Re: Security Council Says Get Back Israel

The concept regarding a separate Palestinian state was initially made back in 1947 by the UN. And I ask you by what right do the Arabs have to demand the very state they rejected back in 1948. They not only would have had Jordan, they would have had Palestine! The Israelis declared their Independence and were attacked only 24 hours later! Instead of living in Peace with their Jewish neighbors the Arabs chose war. There have been five wars, all were initiated by the Arabs. Each time Israel defended itself and won.

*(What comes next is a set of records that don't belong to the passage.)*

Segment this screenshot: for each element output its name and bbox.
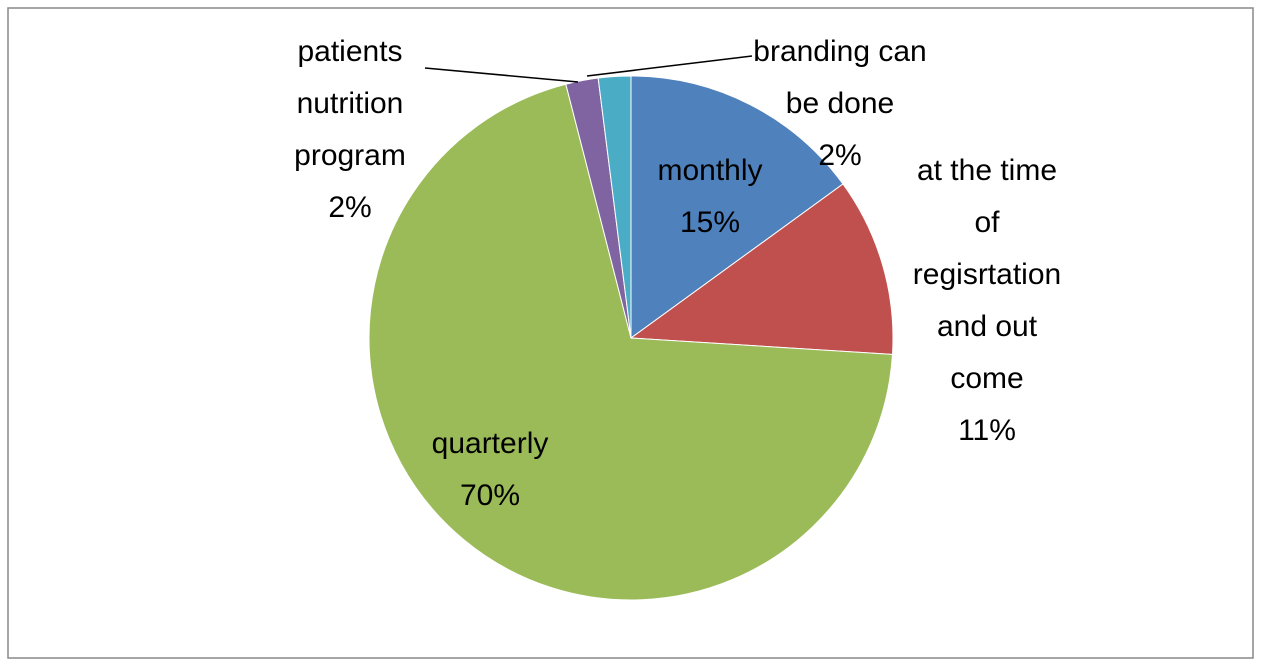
- percent-label: 2%: [328, 191, 372, 224]
- pie-slice: [368, 83, 894, 601]
- slice-label: patients nutrition program 2%: [270, 26, 430, 234]
- category-label: monthly: [657, 154, 763, 187]
- pie-slice: [597, 75, 632, 339]
- percent-label: 2%: [818, 139, 862, 172]
- category-label: at the time of regisrtation and out come: [912, 154, 1062, 395]
- slice-label: at the time of regisrtation and out come…: [907, 145, 1067, 457]
- pie-slice: [630, 75, 844, 339]
- slice-label: monthly 15%: [630, 145, 790, 249]
- leader-line: [586, 55, 753, 77]
- leader-line: [424, 67, 579, 83]
- pie: [368, 75, 894, 601]
- category-label: branding can be done: [753, 35, 927, 120]
- percent-label: 70%: [459, 479, 521, 512]
- slice-label: quarterly 70%: [390, 418, 590, 522]
- percent-label: 11%: [958, 414, 1016, 447]
- category-label: patients nutrition program: [294, 35, 406, 172]
- category-label: quarterly: [431, 427, 549, 460]
- slice-label: branding can be done 2%: [748, 26, 933, 182]
- pie-slice: [629, 183, 894, 355]
- percent-label: 15%: [679, 206, 741, 239]
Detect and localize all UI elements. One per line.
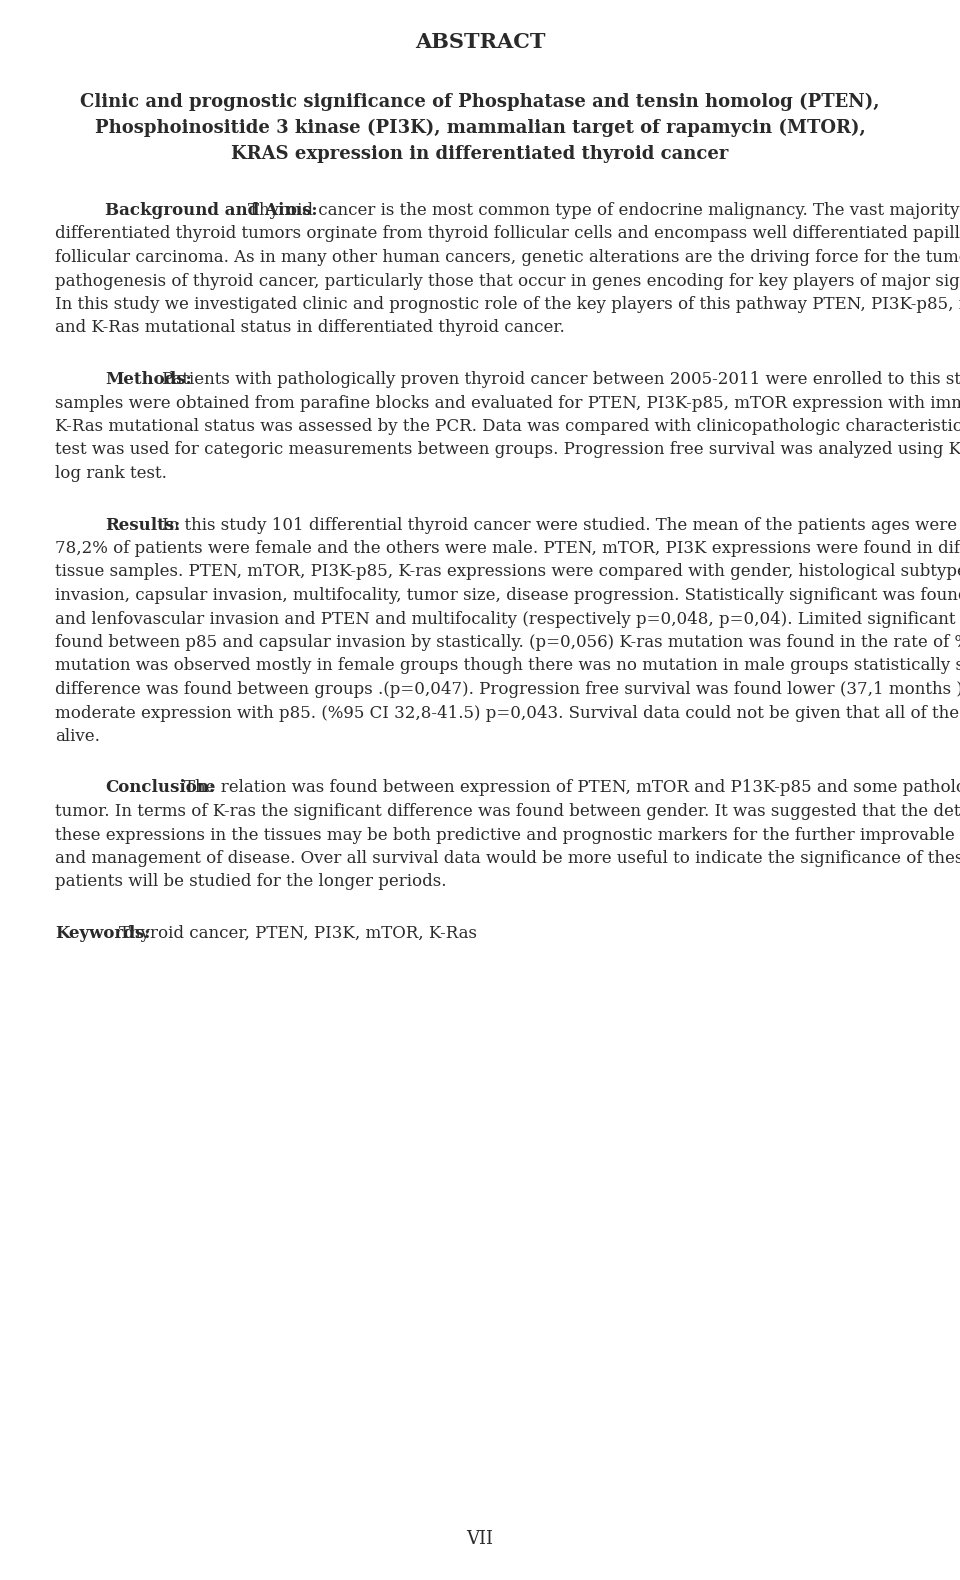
Text: found between p85 and capsular invasion by stastically. (p=0,056) K-ras mutation: found between p85 and capsular invasion … [55, 634, 960, 651]
Text: differentiated thyroid tumors orginate from thyroid follicular cells and encompa: differentiated thyroid tumors orginate f… [55, 226, 960, 242]
Text: Results:: Results: [105, 517, 180, 534]
Text: tissue samples. PTEN, mTOR, PI3K-p85, K-ras expressions were compared with gende: tissue samples. PTEN, mTOR, PI3K-p85, K-… [55, 564, 960, 580]
Text: mutation was observed mostly in female groups though there was no mutation in ma: mutation was observed mostly in female g… [55, 657, 960, 675]
Text: In this study we investigated clinic and prognostic role of the key players of t: In this study we investigated clinic and… [55, 295, 960, 313]
Text: invasion, capsular invasion, multifocality, tumor size, disease progression. Sta: invasion, capsular invasion, multifocali… [55, 588, 960, 604]
Text: tumor. In terms of K-ras the significant difference was found between gender. It: tumor. In terms of K-ras the significant… [55, 803, 960, 820]
Text: Methods:: Methods: [105, 371, 192, 389]
Text: Clinic and prognostic significance of Phosphatase and tensin homolog (PTEN),: Clinic and prognostic significance of Ph… [81, 93, 879, 111]
Text: and lenfovascular invasion and PTEN and multifocality (respectively p=0,048, p=0: and lenfovascular invasion and PTEN and … [55, 610, 960, 627]
Text: K-Ras mutational status was assessed by the PCR. Data was compared with clinicop: K-Ras mutational status was assessed by … [55, 419, 960, 435]
Text: patients will be studied for the longer periods.: patients will be studied for the longer … [55, 874, 446, 891]
Text: VII: VII [467, 1529, 493, 1548]
Text: alive.: alive. [55, 728, 100, 746]
Text: moderate expression with p85. (%95 CI 32,8-41.5) p=0,043. Survival data could no: moderate expression with p85. (%95 CI 32… [55, 705, 960, 722]
Text: follicular carcinoma. As in many other human cancers, genetic alterations are th: follicular carcinoma. As in many other h… [55, 250, 960, 265]
Text: 78,2% of patients were female and the others were male. PTEN, mTOR, PI3K express: 78,2% of patients were female and the ot… [55, 540, 960, 558]
Text: pathogenesis of thyroid cancer, particularly those that occur in genes encoding : pathogenesis of thyroid cancer, particul… [55, 272, 960, 289]
Text: Phosphoinositide 3 kinase (PI3K), mammalian target of rapamycin (MTOR),: Phosphoinositide 3 kinase (PI3K), mammal… [95, 118, 865, 137]
Text: KRAS expression in differentiated thyroid cancer: KRAS expression in differentiated thyroi… [231, 145, 729, 163]
Text: The relation was found between expression of PTEN, mTOR and P13K-p85 and some pa: The relation was found between expressio… [183, 779, 960, 796]
Text: test was used for categoric measurements between groups. Progression free surviv: test was used for categoric measurements… [55, 441, 960, 458]
Text: difference was found between groups .(p=0,047). Progression free survival was fo: difference was found between groups .(p=… [55, 681, 960, 698]
Text: Background and Aims:: Background and Aims: [105, 202, 318, 220]
Text: these expressions in the tissues may be both predictive and prognostic markers f: these expressions in the tissues may be … [55, 826, 960, 844]
Text: and K-Ras mutational status in differentiated thyroid cancer.: and K-Ras mutational status in different… [55, 319, 564, 337]
Text: and management of disease. Over all survival data would be more useful to indica: and management of disease. Over all surv… [55, 850, 960, 867]
Text: In this study 101 differential thyroid cancer were studied. The mean of the pati: In this study 101 differential thyroid c… [162, 517, 960, 534]
Text: Thyroid cancer is the most common type of endocrine malignancy. The vast majorit: Thyroid cancer is the most common type o… [248, 202, 960, 220]
Text: Conclusion:: Conclusion: [105, 779, 215, 796]
Text: samples were obtained from parafine blocks and evaluated for PTEN, PI3K-p85, mTO: samples were obtained from parafine bloc… [55, 395, 960, 411]
Text: ABSTRACT: ABSTRACT [415, 32, 545, 52]
Text: Keywords:: Keywords: [55, 924, 151, 942]
Text: Patients with pathologically proven thyroid cancer between 2005-2011 were enroll: Patients with pathologically proven thyr… [162, 371, 960, 389]
Text: log rank test.: log rank test. [55, 465, 167, 482]
Text: Thyroid cancer, PTEN, PI3K, mTOR, K-Ras: Thyroid cancer, PTEN, PI3K, mTOR, K-Ras [119, 924, 477, 942]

Former Chief Justice of the Supreme Court Meir Shamgar wrote in the 1970s that there is no de jure applicability of the 1949 Fourth Geneva Convention regarding occupied territories to the case of the West Bank and Gaza Strip since the Convention "is based on the assumption that there had been a sovereign who was ousted and that he had been a legitimate sovereign." In fact, prior to 1967, Jordan had occupied the West Bank and Egypt had occupied the Gaza Strip; their presence in those territories was the result of their illegal invasion in 1948. Jordan's 1950 annexation of the West Bank was recognized only by Great Britain and Pakistan and rejected by the vast majority of the international community, including the Arab states.

International jurists generally draw a distinction between situations of "aggressive conquest" and territorial disputes that arise after a war of self-defense. Former State Department Legal Adviser Stephen Schwebel, who later headed the International Court of Justice in the Hague, wrote in 1970 regarding Israel's case ; " Where the prior holder of territory had seized that territory unlawfully, the state which subsequently takes that territory in the lawful exercise of self-defense has, against that prior holder, better title." Israel only entered the West Bank after repeated Jordanian artillery fire and ground movements across the previous armistice lines; additionally, Iraqi forces crossed Jordanian territory and were poised to enter the West Bank. Under such Circumstances, even the UN rejected Soviet efforts to have Israel branded as the aggressor in the Six-Day War.

In any case, under UN Secretary Council Resolution 242 from November 1967, that has served as the basis of the 1991 Madrid Conference and the 1993 Declaration of Principles, Israel is only expected to withdraw "from territories" to "secure and recognized boundaries" and not from "all the territories" captured in the Six-Day War. This language resulted from months of painstaking diplomacy. Thus, the UN Security Council recognized that Israel was entitled to part of these territories for new defensible borders. Taken together with UN Security Council Resolution 338, it became clear that only negotiations would determine which portion of these territories would eventually become "Israeli territories or territories to be retained by Israel's Arab counterpart.

The last international legal allocation of territory that includes those strategic zones of what is today the West Bank and Gaza Strip occurred with the 1922 League of Nations Mandate for Palestine which recognized Jewish national rights in the whole of the Mandated territory. Moreover, these rights were preserved under the United Nations as well according to Article 80 of the UN Charter, despite the termination of the League of Nations in 1946. Given these fundamental sources of international legality, Israel cannot be characterized as a "foreign occupier" with respect to the West Bank and Gaza Strip.